Lula tem feito um enorme e comovente esforço para neutralizar essa onda e tornar-se palatável ao establishment. Segundo publicou a Folha (e não houve desmentido), o candidato do PT chegou a dizer que não é contra a Alca, pois isso significaria ser contra uma política de livre comércio. Declarou, também, que renovará o acordo com o FMI, porque pretende “assumir os compromissos assumidos por este país”. Porta-vozes econômicos do partido asseguram que o PT manterá o modelo de metas para a inflação e a política de superávits fiscais primários. Só falta prometer que Pedro Malan continuará ministro da Fazenda [o que certamente não é o propósito, com todo o respeito ao Ministro da Fazenda].

Não obstante, a onda continua. Os elevados prêmios de risco pagos pelo Brasil vêm sendo atribuídos à insegurança provocada pela falta de consistência das propostas econômicas de Lula e outros candidatos da oposição. O “efeito Lula” ganhou vida própria e parece operar independentemente do que diga ou prometa o líder nas pesquisas de intenção de voto.

Não podemos esquecer, entretanto, que existe um efeito muito mais palpável e danoso do que qualquer outro. Afinal, trata-se de um velho conhecido nosso: o efeito FHC.

Talvez nunca tenha existido um governo em que é tão grande a distância entre retórica e realidade. A retórica é de austeridade, equilíbrio, disciplina. A realidade é, em muitos aspectos, quase diametralmente oposta: déficits, instabilidade e fragilidade financeira.

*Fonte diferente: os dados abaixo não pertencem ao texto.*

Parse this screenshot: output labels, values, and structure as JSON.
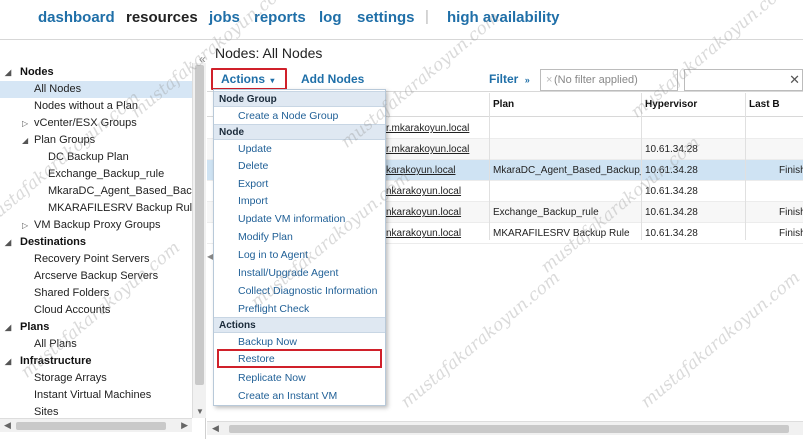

A comparação dos indicadores macroeconômicos brasileiros com os de outros países não é, em geral, favorável a nós. Peço a paciência do leitor para mencionar alguns exemplos.

            E, aí, é que Paulo Nogueira Batista destrincha alguns dados importantes sobre o setor público brasileiro e a condução dos nossos dados fundamentais macroeconômicos.

O setor público brasileiro suporta hoje uma pesada carga de juros. Levantamento publicado pelo FMI, com dados para sete países da América Latina (Argentina, Brasil, Chile, Colômbia, México, Peru e Venezuela) e cinco países do Leste da Ásia (Coréia do Sul, Filipinas, Indonésia, Malásia e Tailândia), mostra que o Brasil ocupa, nesse particular, posição de grande destaque.

No período 1996/2000, a despesa de juros do governo geral (incluindo governo central, governos estaduais e municipais) alcançou, no caso brasileiro, 8% do PIB e 20,5% do gasto público total. Nenhum dos outros 11 países registra dados próximos aos do Brasil A média simples para a carga de juros do governo geral dos outros países latino-americanos foi de 2,6% do PIB e 10,9% do gasto público total nesse período. Para os asiáticos, 2,3% do total do PIB e 10,4% do gasto público.

Alega-se, às vezes, que a dívida pública brasileira não é elevada para padrões internacionais. Isso era certamente verdade no início da era FHC. Com o passar dos anos e o rápido crescimento da dívida, a afirmação já não é tão válida. No Brasil, a dívida bruta do governo geral alcançou nada menos do que 71,3% do PIB no final do ano passado. Nos Estados Unidos, por exemplo, o dado correspondente para fins de 2001 foi 55,4% do PIB. Na Alemanha, na França, e no Reino Unido, a dívida bruta do governo geral também é menor do que no Brasil.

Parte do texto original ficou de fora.